I awoke and it was day. A clear grey light of dawn, the sun not yet risen, illuminated the kitchen, showing the wine-stained table, the used dishes, the crumbled cheese. The wind had dropped and the sea was silent. James had gone.
I leapt up and called, running out onto the lawn. Then I ran back into the house, calling again, and then through and out of the front door onto the causeway. The blank grey silent light revealed the rocks, the road, and James just getting into his car. The car door closed. I called and waved.
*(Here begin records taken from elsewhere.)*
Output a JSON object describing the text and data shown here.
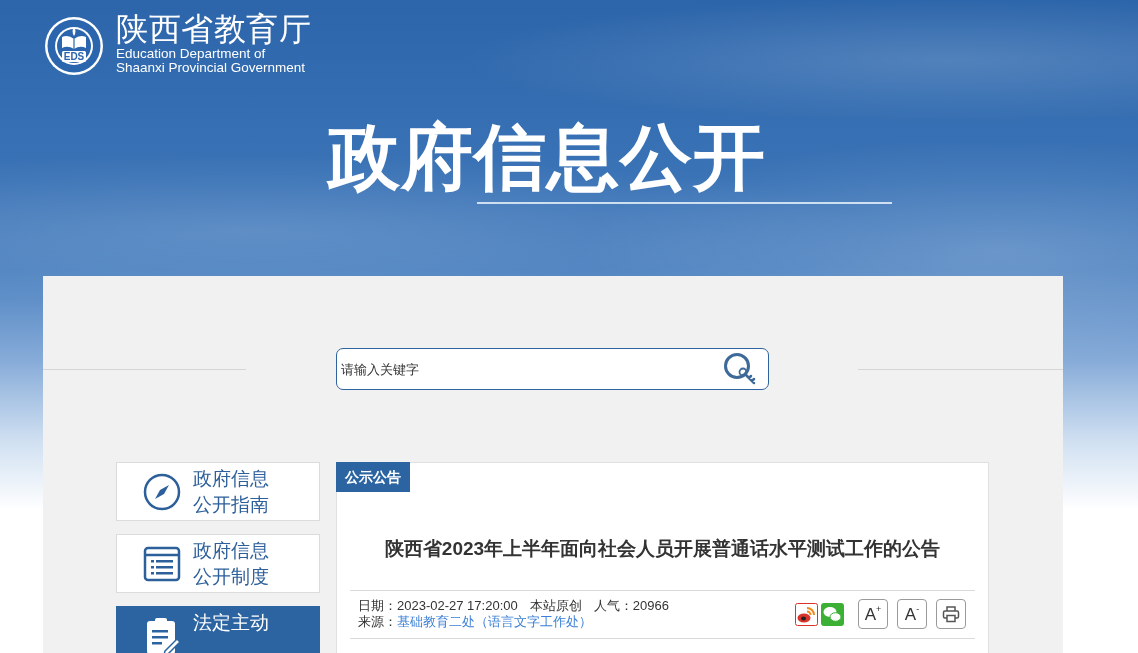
{
  "header": {
    "site_title": "陕西省教育厅",
    "site_subtitle_lines": [
      "Education Department of",
      "Shaanxi Provincial Government"
    ],
    "logo_text": "EDS",
    "banner_title": "政府信息公开"
  },
  "search": {
    "placeholder": "请输入关键字"
  },
  "sidebar": {
    "items": [
      {
        "label": "政府信息公开指南",
        "selected": false
      },
      {
        "label": "政府信息公开制度",
        "selected": false
      },
      {
        "label": "法定主动",
        "selected": true
      }
    ]
  },
  "article": {
    "category": "公示公告",
    "title": "陕西省2023年上半年面向社会人员开展普通话水平测试工作的公告",
    "meta": {
      "date": "日期：2023-02-27 17:20:00",
      "origin": "本站原创",
      "views": "人气：20966",
      "source_label": "来源：",
      "source_link": "基础教育二处（语言文字工作处）"
    },
    "font_buttons": [
      "A$^{+}$",
      "A$^{-}$"
    ]
  }
}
James saw me and lowered the window, he waved back but he had already started the engine and the car was moving.
‘Let me know when you’re back!’
‘Yes. Goodbye!’ He waved cheerily and the Bentley sped off and turned the corner and its sound fell into the silence. I returned slowly to the house.
I walked back over the causeway, aware now of a dreadful headache and a swinging sensation in the head: not surprising, since, as I established later, James and I had drunk between us nearly five litre bottles of wine. There was also a rapid sliding crowding curtain of spots before the eyes. I got inside, reached the kitchen and sat down again at the table, resting my head in my hands. I carefully worked out where I could find a glass of water and some aspirins and I got up and found them and sat down again and dozed. The sun came up.